Joe Flint of Los Angeles Times wrote, "This episode seemed designed to set up stories in the coming weeks. Ari will struggle with dealing with his wife’s dating and figuring out his next move. Johnny and Dice will risk their new show before it even has a chance to succeed. Eric will try to move on from Sloan, and Vince will need something other than writing a TV movie for his brother to hold his interest, or ours." Hollywood.com wrote, "There really is no ceiling on celebrity cameos and it's pretty obnoxious, but then again it's the boys' last hurrah so we'll just have to roll our eyes and take it."
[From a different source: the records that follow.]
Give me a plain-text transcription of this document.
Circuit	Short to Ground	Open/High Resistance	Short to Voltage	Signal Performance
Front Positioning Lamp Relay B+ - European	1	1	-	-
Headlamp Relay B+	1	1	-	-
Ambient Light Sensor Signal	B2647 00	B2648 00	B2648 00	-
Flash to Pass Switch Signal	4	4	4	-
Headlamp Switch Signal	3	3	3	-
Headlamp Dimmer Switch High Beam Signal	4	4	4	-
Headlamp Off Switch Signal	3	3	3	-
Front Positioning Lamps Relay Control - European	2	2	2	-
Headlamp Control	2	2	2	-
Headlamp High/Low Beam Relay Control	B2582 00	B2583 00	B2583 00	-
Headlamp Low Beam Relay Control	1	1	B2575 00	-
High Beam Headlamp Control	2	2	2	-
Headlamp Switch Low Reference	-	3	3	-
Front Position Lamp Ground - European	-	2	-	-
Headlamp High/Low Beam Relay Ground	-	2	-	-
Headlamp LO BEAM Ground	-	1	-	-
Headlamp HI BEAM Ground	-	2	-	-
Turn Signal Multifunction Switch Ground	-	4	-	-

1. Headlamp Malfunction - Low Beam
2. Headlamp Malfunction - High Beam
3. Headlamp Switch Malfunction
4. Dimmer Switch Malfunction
Ben Lee of Digital Spy wrote, "After everything the pair have gone through over so many seasons, it probably wouldn't feel right if they didn't end up together eventually. And here's hoping Ari and his wife can make up before the end, too." Renata Sellitti of TV Fanatic gave the episode a 2.5 star rating out of 5 and wrote, "One would think with Scott around, Ari on the warpath, E single and Turtle soon-to-be-single, there'd be more debauchery brewing. We're waiting, Entourage, and trying to be patient."